This mistake is frequently made by mathematicians in the following way. First consider this proof:
- Let $S$ be any finite set of prime numbers. (For example, one could have $S=\{2,7,19\}$.)
- Prove that the prime factors of $1+\prod S$ are not members of $S$. [Details omitted.]
- Conclude that every finite set $S$ of prime numbers is a subset of some larger finite set of prime numbers.
Euclid wrote that proof. It is not by contradiction.
Dirichlet in the 19th century and many eminent mathematicians since then have rearranged Euclid's proof to read as follows:
- Assume only finitely many prime numbers exist.
- Then insert the argument described above here, proving there are infinitely many prime numbers.
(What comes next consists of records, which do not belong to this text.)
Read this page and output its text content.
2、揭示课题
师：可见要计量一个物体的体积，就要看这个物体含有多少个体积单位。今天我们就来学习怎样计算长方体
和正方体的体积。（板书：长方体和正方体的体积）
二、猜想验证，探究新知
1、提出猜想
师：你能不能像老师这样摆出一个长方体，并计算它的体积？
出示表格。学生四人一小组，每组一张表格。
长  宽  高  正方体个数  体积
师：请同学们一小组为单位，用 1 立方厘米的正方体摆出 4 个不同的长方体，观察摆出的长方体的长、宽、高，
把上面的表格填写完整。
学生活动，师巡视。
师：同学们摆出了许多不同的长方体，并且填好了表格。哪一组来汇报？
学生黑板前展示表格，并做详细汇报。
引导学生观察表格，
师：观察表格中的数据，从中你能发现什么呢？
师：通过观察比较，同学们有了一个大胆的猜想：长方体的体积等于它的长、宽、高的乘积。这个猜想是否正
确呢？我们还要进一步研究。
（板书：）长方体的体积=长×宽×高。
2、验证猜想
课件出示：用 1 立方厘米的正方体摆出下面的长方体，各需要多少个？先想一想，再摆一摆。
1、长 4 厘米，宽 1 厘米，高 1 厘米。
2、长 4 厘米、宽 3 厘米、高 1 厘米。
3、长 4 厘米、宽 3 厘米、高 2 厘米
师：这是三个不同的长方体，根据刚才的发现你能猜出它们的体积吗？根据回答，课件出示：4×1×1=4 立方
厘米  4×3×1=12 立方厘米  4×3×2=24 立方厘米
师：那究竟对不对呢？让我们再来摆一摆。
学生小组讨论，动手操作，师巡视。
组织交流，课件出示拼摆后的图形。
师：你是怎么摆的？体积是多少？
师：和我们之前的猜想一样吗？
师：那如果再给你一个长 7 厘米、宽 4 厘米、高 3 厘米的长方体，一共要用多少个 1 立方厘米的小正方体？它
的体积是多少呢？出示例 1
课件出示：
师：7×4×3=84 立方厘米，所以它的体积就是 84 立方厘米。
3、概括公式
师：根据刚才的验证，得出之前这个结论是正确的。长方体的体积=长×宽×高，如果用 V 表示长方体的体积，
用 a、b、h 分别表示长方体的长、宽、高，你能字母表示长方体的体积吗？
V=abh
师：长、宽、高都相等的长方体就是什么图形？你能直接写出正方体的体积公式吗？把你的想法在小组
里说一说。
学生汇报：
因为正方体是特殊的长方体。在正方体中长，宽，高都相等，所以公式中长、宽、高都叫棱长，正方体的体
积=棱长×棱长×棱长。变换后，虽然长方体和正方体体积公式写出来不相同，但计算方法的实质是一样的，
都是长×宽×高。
- This is a contradiction; hence the assumption was false.
Dirichlet and many later authors wrote that Euclid's proof was by contradiction. That is a historical error. Rearranging it into a proof by contradiction just makes it more complicated and serves no purpose. It also leads to errors, in the following way. An author writes something like "The number $1+\prod S$, having no prime factors, must be prime itself. But that contradicts the assumption [etc.]." Then students think that it has been proved that if you multiply the first $n$ prime numbers and then add $1$, the result is always prime. But that is false: $1+(2\times3\times5\times7\times11\times13) = 59\times 509$ and there are many other counterexamples.
Without the assumption that $S$ contains all primes numbers, one would not conclude that a number not divisible by any member of $S$ is not divisible by any prime, and without that, one would not conclude that it must itself be prime. Hence rearranging the proof into a proof by contradiction has introduced a substantial error.
One student proposed to prove infinitely many twin primes exist by saying that $\pm1+\prod S$ are both prime whenever $S$ is the set of the first $n$ primes. (But that of course is false.)
Another student went to Wolfram and found numerous counterexamples and claimed that therefore Euclid's proof was wrong. But in fact, Euclid's proof was right.
Catherine Woodgold and I published a paper examining the history of this error committed by otherwise respectable mathematicians.
So why do mathematicians "read this structure into a proof even when it isn't there"?